Artistas e técnicos do setor audiovisual brasileiro se manifestaram nesta segunda-feira em diversas capitais do país contra o Projeto de Lei 8.889/2017, que visa regular as plataformas de streaming. Os protestos, denominados “Pega a Visão: Ato pelo VoD”, ocorreram em frente à sede da Ancine, no Rio de Janeiro, na Cinemateca Brasileira, em São Paulo, e no Cine Walter da Silveira, em Salvador.
Segundo o movimento, o relatório do deputado federal Dr. Luizinho sobre o projeto representa um “risco histórico de desmonte da indústria audiovisual nacional”. O grupo alega que o relatório contraria o parecer técnico da Ancine e consensos estabelecidos com a sociedade civil, favorecendo grandes empresas estrangeiras do setor.
A proposta do relator estabelece uma Contribuição para o Desenvolvimento da Indústria Cinematográfica Nacional (Condecine) máxima de 4% para o streaming, permitindo que até 70% desse valor seja utilizado pelas próprias plataformas em projetos próprios. O texto também prevê uma cota mínima de 10% de obras nacionais nos catálogos.
A cineasta Lúcia Murat, do Conselho Consultivo da Abraci, classificou o projeto como uma distorção das demandas do setor, afirmando que a proposta transforma a regulação em uma “Lei Rouanet para os streamings”, direcionando dinheiro público para empresas estrangeiras e ameaçando a autonomia criativa e a sobrevivência das produtoras independentes.
A produtora Clarissa Guarilha destacou o impacto do projeto na cadeia produtiva, ressaltando que a aprovação da lei sem diálogo com o setor afeta não só quem produz, mas também quem trabalha, quem assiste e quem vive do audiovisual. Ela enfatizou que o cinema independente garante que as histórias brasileiras sejam contadas pelos próprios brasileiros, sem depender de interesses de grandes corporações internacionais.
Em São Paulo, a cineasta Tatiana Lohmann, da Apaci, apontou que o texto do projeto contém “armadilhas e dubiedades”, alegando que as plataformas operam no Brasil sem transparência sobre lucros e remessas de receita. Ela defendeu que o Brasil é o segundo maior mercado da Netflix no mundo e que são necessárias regras claras para o investimento dessas plataformas.
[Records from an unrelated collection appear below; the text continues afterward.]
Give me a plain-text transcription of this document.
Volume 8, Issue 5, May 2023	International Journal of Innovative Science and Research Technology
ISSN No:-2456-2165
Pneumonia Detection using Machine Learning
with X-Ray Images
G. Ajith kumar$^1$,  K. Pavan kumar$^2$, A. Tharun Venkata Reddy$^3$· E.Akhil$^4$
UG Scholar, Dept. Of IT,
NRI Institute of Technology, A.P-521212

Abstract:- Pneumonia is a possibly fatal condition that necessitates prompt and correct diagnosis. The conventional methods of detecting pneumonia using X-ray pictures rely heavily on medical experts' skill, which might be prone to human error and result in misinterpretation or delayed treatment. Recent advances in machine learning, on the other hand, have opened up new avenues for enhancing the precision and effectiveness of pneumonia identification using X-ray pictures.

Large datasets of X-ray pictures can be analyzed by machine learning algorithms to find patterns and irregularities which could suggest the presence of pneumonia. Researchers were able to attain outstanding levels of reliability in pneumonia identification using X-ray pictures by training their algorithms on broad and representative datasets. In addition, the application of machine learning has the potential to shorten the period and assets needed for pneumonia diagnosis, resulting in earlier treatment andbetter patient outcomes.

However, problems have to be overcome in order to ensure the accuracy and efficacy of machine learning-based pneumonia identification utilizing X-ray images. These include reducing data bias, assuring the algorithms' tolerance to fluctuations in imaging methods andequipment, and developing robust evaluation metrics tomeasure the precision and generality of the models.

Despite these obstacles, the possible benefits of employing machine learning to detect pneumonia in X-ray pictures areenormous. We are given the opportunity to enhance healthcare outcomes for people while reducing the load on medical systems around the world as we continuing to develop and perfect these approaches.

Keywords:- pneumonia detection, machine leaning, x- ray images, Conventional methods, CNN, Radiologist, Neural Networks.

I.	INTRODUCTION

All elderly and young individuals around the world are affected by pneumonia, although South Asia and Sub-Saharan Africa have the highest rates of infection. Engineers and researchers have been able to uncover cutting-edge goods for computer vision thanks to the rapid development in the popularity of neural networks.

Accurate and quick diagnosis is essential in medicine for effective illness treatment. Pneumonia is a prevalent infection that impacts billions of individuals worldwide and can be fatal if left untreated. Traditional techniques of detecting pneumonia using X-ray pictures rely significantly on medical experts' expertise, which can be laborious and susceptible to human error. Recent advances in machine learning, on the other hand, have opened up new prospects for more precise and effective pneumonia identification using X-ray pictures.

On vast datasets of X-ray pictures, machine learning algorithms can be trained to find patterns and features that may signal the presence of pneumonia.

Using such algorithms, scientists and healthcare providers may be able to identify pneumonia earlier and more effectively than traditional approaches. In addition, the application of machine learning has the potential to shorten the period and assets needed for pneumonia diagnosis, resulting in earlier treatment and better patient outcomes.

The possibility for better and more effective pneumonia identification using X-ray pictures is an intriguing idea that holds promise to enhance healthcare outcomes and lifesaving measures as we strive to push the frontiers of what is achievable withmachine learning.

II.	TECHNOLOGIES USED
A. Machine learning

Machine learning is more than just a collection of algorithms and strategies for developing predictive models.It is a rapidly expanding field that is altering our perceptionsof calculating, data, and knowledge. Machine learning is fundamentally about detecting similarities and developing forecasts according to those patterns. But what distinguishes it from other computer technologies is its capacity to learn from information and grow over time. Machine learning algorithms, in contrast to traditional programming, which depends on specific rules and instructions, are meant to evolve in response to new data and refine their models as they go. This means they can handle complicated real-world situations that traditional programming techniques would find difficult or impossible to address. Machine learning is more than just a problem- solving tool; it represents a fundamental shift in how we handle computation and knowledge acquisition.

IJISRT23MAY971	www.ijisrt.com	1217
A cineasta Laís Bodanzky reforçou a importância de garantir 20% de obras nacionais nos catálogos das plataformas, defendendo que as plataformas podem produzir o que quiserem com dinheiro privado, mas não têm o direito de decidir o que o Brasil tem a dizer através do audiovisual.
Representando a Abra, Paulo Marcelo destacou que a regulação do streaming é essencial para manter o ecossistema do setor equilibrado. Ele enfatizou a importância de garantir que a Condecine abasteça o FSA (Fundo Setorial do Audiovisual) e que a cota seja de produção brasileira independente, com os direitos patrimoniais nas mãos de empresas nacionais.
Uma carta-manifesto do movimento, assinada por diversos nomes do setor, alega que o projeto fragiliza o financiamento público, reduz a alíquota da Condecine e “coloca o futuro da produção audiovisual à mercê de empresas estrangeiras, esvaziando o papel da Ancine e do Estado brasileiro”.
Segundo uma nota técnica da Ancine e do Ministério da Cultura, o relatório pode provocar uma redução drástica nos recursos do FSA e abrir brechas para autodeclaração de receitas, dificultando a fiscalização. Além disso, permitiria que empresas estrangeiras criassem “produtoras nacionais” controladas no país, enfraquecendo a independência do setor.
As produtoras independentes brasileiras pedem o adiamento da votação e a retomada das premissas do texto anterior, que previa cota mínima de 20% de obras nacionais, Condecine de ao menos 6% e destinação prioritária dos recursos ao FSA.
O projeto de lei prevê a cobrança da Condecine de serviços de streaming e pode ser votado nesta semana na Câmara dos Deputados. O deputado Doutor Luizinho argumenta que o PL assegura equilíbrio entre um ambiente concorrencial justo e um ecossistema audiovisual dinâmico, que garante a soberania cultural e o desenvolvimento da produção de conteúdos brasileiros.